The Latest about me at Morning Glory, or How I Learned To Stop Worrying and Make Potato Shells

Last Thursday morning, I got a phone call from Morning Glory at 7:15 and went in to help out, emergency-style. There were two potato shells left, and of course our first two tickets of the morning required no less than three. So I broke out a food processor and shredded some spuds and learned to make potato shells in a great big hurry. Turns out there’s definitely some skill to it, but less voodoo than I thought, and I’ve been feeling pretty good about the adventure ever since. Awesome!

Much less awesome is whoever broke into Morning Glory last Sunday night/early Monday morning and stole everybody’s tips (they couldn’t get into the locked cash register). Lame, lame, lame.

To end on an awesome note: we had a wacky busy last Saturday in part because they were training new floor staff, but also on account of all the hippies we fed before and after the big peace marches. Yay!

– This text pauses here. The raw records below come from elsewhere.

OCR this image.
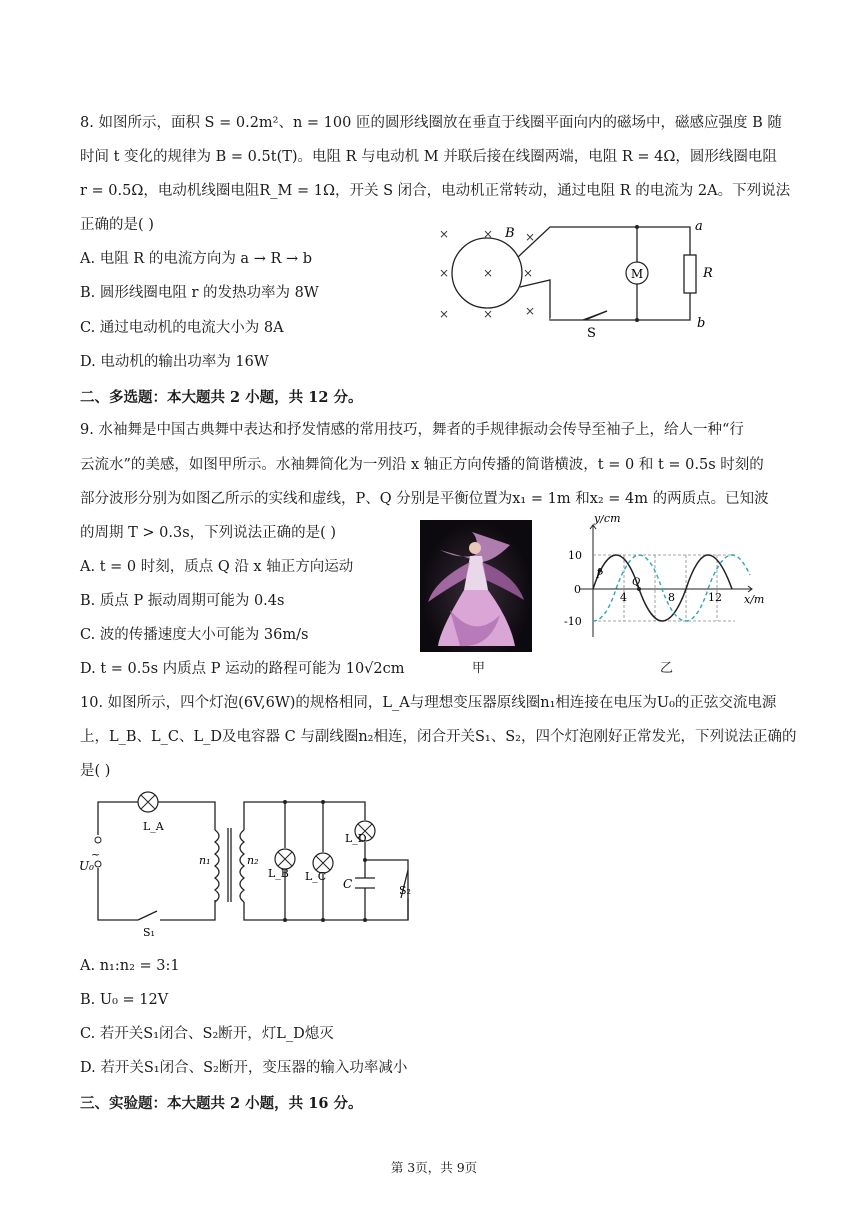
8. 如图所示，面积 S = 0.2m²、n = 100 匝的圆形线圈放在垂直于线圈平面向内的磁场中，磁感应强度 B 随
时间 t 变化的规律为 B = 0.5t(T)。电阻 R 与电动机 M 并联后接在线圈两端，电阻 R = 4Ω，圆形线圈电阻
r = 0.5Ω，电动机线圈电阻R_M = 1Ω，开关 S 闭合，电动机正常转动，通过电阻 R 的电流为 2A。下列说法
正确的是( )
A. 电阻 R 的电流方向为 a → R → b
B. 圆形线圈电阻 r 的发热功率为 8W
C. 通过电动机的电流大小为 8A
D. 电动机的输出功率为 16W
M
×	×	×
×	× ×
×	×	×
B	a
R
b
S
二、多选题：本大题共 2 小题，共 12 分。
9. 水袖舞是中国古典舞中表达和抒发情感的常用技巧，舞者的手规律振动会传导至袖子上，给人一种“行
云流水”的美感，如图甲所示。水袖舞简化为一列沿 x 轴正方向传播的简谐横波，t = 0 和 t = 0.5s 时刻的
部分波形分别为如图乙所示的实线和虚线，P、Q 分别是平衡位置为x₁ = 1m 和x₂ = 4m 的两质点。已知波
的周期 T > 0.3s，下列说法正确的是( )
A. t = 0 时刻，质点 Q 沿 x 轴正方向运动
B. 质点 P 振动周期可能为 0.4s
C. 波的传播速度大小可能为 36m/s
D. t = 0.5s 内质点 P 运动的路程可能为 10√2cm	甲
y/cm
x/m
10
0
-10
4	8	12
P
Q
乙
10. 如图所示，四个灯泡(6V,6W)的规格相同，L_A与理想变压器原线圈n₁相连接在电压为U₀的正弦交流电源
上，L_B、L_C、L_D及电容器 C 与副线圈n₂相连，闭合开关S₁、S₂，四个灯泡刚好正常发光，下列说法正确的
是( )
L_A
n₁	n₂
U₀
~
L_B L_C
L_D
C
S₁
S₂
A. n₁:n₂ = 3:1
B. U₀ = 12V
C. 若开关S₁闭合、S₂断开，灯L_D熄灭
D. 若开关S₁闭合、S₂断开，变压器的输入功率减小
三、实验题：本大题共 2 小题，共 16 分。
第 3页，共 9页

Oh, and my work schedule is changing to Mondays and Saturdays where it was Tuesdays and Saturdays before. One slow day, one fast day, and random emergencies and covering for people… it suits me fine.

In other news…

I have sustainable agriculture on the brain even more so than usual because I’m supposed to be writing the final paper for my class and of course the essay question is open-ended as all get-out. I will probably cite Warren Belasco’s Meals to Come: a history of the future of food a bunch, like whenever I want to emphasise that I am in no way clairvoyant but the future will probably be just like now, only a lot more so. After waiting a minute and rereading that statement, it is as true in this now as it was in the past now in which it was written, and I suppose it will continue to annoy me with its glib truthiness well into the future. Argh.

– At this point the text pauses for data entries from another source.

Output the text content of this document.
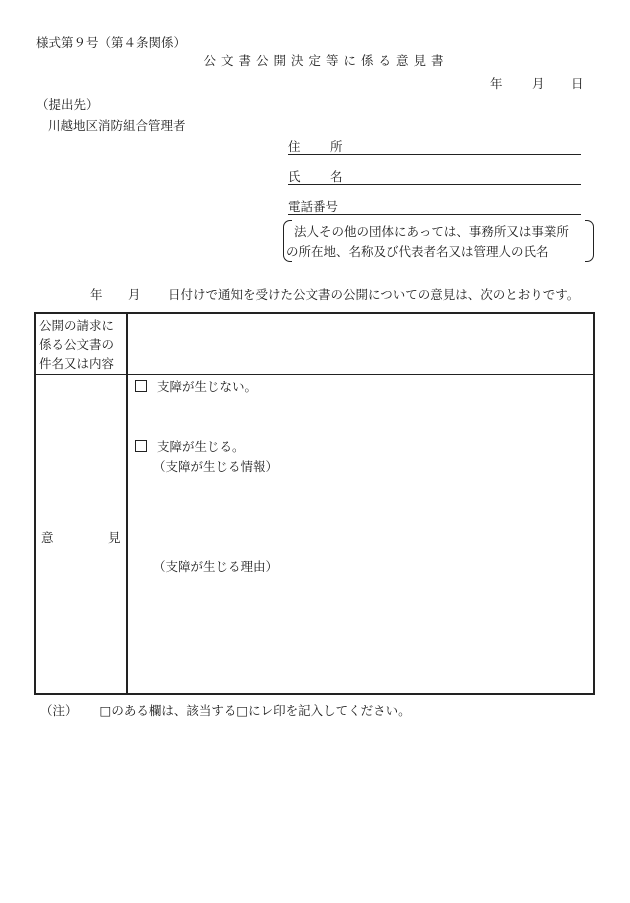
様式第９号（第４条関係）
公文書公開決定等に係る意見書
年 月 日
（提出先）
川越地区消防組合管理者
住 所
氏 名
電話番号
法人その他の団体にあっては、事務所又は事業所
の所在地、名称及び代表者名又は管理人の氏名
年 月 日付けで通知を受けた公文書の公開についての意見は、次のとおりです。
公開の請求に
係る公文書の
件名又は内容
意	見
支障が生じない。
支障が生じる。
（支障が生じる情報）
（支障が生じる理由）
（注） □のある欄は、該当する□にレ印を記入してください。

Speaking of sustainability, though, here’s an essay about food miles over at the Ethicurean that tries to quantitatively compare the ecological impact of Bangladeshi rice with similar grains grown in California — the example is from Peter Singer’s The Way We Eat: Why Our Food Choices Matter, which is on hold for me at my friendly local public library. Because I am a pedantic geek, I posted a comment pointing out that the distance from a farm to the store where its crops are sold as food probably isn’t the total food miles except in very rare cases. I’ve been looking up some of the academic research done about the distance food travels farm-to-fork, and mostly the methodology is pretty sound but it of course gets translated in all kinds of weird ways. The famous 1500 miles figure for the average food miles of a supermarket product, for instance — I’m still tracking down the original source of that idea, and even then it’s still looking at individual supermarket items instead of say, what people eat. And don’t get me started on the hundred mile diet. Or do, but I will point you to culiblog’s excellent rant on the subject first before pointing out that historically, some food has always traveled. For instance, I’m sure prehistoric nomadic hunter-gatherer types carried around some of the stuff they ate. And yes, I’m oversimplifying and exaggerating for effect and all, but so is arbitrarily choosing a hundred-mile radius instead of trying to figure out some kind of ecologically-based definition for your local foodshed maybe. It seems to me like that would be a good geography-type lesson with which to start learning more about your corner of the world through food.